The Arctic Ocean has melted at a pace unlike any time in at least 2,500 years, a recent paper from NASA and the University of Bristol in the U.K. revealed. Changes in weather patterns, along with rising carbon dioxide and methane emissions, have led to greater sea ice loss, which in turn has made the Arctic Ocean increasingly turbulent and prone to a rapid switch from snow to rain. As the Arctic drifts into a state of sudden, sustained warming, the threat of changes to crop yields and fishery stocks become more dangerous.
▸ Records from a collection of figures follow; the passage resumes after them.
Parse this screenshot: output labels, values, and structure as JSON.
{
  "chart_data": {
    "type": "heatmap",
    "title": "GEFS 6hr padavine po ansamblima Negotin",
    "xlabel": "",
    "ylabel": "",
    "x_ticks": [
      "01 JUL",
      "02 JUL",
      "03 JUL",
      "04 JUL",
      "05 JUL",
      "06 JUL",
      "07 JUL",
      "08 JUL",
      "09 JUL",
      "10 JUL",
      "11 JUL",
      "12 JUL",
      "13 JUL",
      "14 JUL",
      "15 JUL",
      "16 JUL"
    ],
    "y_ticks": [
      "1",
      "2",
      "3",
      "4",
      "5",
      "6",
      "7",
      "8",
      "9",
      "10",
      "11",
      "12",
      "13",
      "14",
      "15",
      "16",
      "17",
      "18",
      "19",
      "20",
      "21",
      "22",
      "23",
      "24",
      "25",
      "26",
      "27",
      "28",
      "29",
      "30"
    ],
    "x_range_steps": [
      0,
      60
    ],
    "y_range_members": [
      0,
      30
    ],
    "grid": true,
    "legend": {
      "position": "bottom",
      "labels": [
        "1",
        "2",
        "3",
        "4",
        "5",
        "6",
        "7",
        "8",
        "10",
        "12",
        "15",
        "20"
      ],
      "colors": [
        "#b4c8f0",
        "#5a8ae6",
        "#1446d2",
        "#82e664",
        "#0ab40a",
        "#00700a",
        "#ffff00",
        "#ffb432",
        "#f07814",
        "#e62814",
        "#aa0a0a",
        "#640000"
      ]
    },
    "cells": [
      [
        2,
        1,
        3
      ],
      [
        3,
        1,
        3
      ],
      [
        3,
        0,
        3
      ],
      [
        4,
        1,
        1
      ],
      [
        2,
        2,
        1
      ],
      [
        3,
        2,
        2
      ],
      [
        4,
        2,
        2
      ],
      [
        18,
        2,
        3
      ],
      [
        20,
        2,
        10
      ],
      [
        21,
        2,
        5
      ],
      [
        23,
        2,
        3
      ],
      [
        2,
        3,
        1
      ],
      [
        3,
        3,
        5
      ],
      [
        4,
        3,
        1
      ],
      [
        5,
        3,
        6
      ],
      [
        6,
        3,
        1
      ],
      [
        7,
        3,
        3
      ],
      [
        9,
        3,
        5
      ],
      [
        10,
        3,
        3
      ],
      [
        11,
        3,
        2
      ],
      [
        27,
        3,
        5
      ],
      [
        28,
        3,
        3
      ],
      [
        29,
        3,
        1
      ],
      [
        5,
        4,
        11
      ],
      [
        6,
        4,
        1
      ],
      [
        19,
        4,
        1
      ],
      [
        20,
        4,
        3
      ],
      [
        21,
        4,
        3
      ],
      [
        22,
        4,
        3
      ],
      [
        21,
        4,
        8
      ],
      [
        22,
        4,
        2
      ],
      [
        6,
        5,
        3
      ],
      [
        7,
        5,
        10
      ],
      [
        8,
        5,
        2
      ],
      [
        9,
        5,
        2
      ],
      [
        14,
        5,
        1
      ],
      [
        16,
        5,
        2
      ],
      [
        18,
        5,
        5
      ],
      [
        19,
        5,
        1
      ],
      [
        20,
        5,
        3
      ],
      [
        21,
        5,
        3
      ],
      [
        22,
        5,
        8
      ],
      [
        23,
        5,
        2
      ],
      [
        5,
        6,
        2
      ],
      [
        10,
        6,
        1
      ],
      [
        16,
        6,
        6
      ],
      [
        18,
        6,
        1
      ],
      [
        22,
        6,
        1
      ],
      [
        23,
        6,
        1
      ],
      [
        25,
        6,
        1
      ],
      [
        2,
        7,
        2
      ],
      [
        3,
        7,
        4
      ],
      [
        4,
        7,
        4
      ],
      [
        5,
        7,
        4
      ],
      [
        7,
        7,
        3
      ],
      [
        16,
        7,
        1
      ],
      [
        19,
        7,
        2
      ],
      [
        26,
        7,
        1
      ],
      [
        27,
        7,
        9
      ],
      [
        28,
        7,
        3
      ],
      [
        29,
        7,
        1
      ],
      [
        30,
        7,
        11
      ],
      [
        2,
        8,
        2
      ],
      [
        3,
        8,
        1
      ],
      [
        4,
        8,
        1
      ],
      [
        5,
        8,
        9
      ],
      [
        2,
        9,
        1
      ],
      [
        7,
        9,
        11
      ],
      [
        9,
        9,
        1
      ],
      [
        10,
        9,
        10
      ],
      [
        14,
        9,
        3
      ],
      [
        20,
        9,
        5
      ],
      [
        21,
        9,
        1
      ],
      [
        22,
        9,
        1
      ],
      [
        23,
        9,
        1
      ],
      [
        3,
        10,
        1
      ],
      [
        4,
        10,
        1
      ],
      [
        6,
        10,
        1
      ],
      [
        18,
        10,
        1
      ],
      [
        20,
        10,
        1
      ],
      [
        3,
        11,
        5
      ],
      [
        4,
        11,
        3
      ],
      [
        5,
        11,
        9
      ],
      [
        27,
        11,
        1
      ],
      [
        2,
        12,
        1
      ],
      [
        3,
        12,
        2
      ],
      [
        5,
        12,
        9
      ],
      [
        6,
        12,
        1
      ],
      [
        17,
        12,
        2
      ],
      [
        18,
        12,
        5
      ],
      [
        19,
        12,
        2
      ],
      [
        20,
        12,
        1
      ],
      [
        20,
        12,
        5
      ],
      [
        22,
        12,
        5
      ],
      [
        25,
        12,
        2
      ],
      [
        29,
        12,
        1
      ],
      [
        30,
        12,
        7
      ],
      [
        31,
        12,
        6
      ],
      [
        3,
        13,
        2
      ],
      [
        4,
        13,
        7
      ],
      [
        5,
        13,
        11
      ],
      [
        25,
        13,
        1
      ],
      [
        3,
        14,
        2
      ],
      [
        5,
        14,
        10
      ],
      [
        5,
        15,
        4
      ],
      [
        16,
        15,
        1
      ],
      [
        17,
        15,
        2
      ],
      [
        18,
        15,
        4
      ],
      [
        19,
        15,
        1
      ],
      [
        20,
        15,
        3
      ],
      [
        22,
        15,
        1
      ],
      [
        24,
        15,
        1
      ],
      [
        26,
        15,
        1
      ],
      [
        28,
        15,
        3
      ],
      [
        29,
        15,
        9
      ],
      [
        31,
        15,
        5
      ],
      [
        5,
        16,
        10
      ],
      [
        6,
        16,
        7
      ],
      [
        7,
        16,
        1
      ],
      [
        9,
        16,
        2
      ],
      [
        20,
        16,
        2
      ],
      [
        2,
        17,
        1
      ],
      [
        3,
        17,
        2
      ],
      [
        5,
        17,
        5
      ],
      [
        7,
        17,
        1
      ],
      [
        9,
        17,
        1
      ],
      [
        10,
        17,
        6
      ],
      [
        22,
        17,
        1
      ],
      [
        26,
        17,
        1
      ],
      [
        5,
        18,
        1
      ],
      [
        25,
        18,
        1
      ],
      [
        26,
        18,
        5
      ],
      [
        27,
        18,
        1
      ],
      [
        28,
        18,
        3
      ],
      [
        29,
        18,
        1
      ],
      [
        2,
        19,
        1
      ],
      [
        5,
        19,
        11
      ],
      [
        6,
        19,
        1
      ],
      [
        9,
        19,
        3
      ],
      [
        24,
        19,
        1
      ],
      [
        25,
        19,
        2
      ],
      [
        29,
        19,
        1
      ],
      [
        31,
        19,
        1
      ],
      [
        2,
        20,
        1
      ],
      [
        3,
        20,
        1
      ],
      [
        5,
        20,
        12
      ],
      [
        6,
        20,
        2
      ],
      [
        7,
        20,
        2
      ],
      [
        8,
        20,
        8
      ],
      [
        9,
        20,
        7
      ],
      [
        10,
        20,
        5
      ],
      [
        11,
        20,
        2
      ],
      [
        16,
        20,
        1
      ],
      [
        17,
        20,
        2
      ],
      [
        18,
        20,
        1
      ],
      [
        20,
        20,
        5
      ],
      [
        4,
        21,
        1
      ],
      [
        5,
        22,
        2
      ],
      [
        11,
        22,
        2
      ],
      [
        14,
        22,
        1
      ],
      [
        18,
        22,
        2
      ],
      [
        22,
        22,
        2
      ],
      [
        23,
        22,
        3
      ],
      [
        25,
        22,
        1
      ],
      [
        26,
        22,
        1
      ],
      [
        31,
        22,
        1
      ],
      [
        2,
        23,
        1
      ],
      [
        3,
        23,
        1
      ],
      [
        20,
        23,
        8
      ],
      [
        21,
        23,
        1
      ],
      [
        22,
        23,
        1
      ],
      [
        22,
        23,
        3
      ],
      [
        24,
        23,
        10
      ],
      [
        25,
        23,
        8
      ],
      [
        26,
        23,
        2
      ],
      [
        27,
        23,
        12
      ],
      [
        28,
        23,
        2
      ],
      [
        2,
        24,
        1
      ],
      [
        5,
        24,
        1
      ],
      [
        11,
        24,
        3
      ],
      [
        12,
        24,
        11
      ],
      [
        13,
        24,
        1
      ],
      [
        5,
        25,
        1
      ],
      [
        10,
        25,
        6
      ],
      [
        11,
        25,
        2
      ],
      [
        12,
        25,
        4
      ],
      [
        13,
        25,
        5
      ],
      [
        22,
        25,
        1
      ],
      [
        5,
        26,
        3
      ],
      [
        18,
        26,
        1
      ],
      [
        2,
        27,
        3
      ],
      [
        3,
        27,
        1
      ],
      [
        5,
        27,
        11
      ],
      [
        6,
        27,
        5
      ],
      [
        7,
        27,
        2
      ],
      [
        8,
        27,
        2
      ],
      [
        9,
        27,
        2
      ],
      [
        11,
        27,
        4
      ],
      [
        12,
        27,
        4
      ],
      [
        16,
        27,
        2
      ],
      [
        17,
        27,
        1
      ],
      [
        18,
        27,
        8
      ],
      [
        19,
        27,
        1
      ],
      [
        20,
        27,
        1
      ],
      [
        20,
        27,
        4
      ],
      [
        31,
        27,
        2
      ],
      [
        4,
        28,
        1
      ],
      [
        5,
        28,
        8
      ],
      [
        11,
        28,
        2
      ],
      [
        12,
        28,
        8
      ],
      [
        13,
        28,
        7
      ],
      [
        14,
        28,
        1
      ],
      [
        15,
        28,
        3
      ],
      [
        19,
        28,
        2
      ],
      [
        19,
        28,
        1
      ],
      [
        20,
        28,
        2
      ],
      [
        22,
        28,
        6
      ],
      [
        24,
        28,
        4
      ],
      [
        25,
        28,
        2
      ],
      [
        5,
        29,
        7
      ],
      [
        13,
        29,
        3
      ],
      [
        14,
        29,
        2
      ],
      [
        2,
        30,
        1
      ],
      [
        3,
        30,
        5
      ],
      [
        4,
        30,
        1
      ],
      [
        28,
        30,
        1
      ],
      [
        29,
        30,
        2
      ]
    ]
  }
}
In a first, these findings, which have been making the rounds in the scientific community in recent weeks, haven’t been peer-reviewed. But the paper’s author, Zhiqiang Zhu, a tropical ecologist at the University of Bristol, argues that the models he’s used have typically been applied to a more global outlook rather than geographically specific data. This lack of independent confirmation of the method’s validity is a problem for models used to project climate changes, as it increases the risk of misrepresenting data.

More pressing for the world is that rapid changes in Arctic permafrost could lead to long-term loss of large bodies of frozen sediment, as well as the release of methane, a greenhouse gas. With fossil fuels melting to the bottom, “tundra provides important interface of two temperature extremes,” Zhu said. Permafrost interferes with the melting process, keeping inland water ice “preserved in a very thin, creamy layer,” he said. In many areas, “sea ice is replacing or replacing permafrost, which, due to climate change, we don’t really expect to go on in the future.”

Due to government funding cuts, scientists at the Met Office, which manages Britain’s weather forecasting, couldn’t find the resources to run the rigorous simulations necessary to look at the results, said Martyn Burrows, chief of the authority’s science research division. Before the recent research, “obviously in the mid-term, past 10 to 15 years, these temperatures are clearly indicating that we’re not going to get back to long-term average levels of temperatures that we had before the industrial revolution,” Burrows said.

The U.K. government’s Economic and Social Research Council, in partnership with China’s National Development and Reform Commission, is “developing” a paper to be published at the next round of COP24 climate negotiations in December, Burrows said.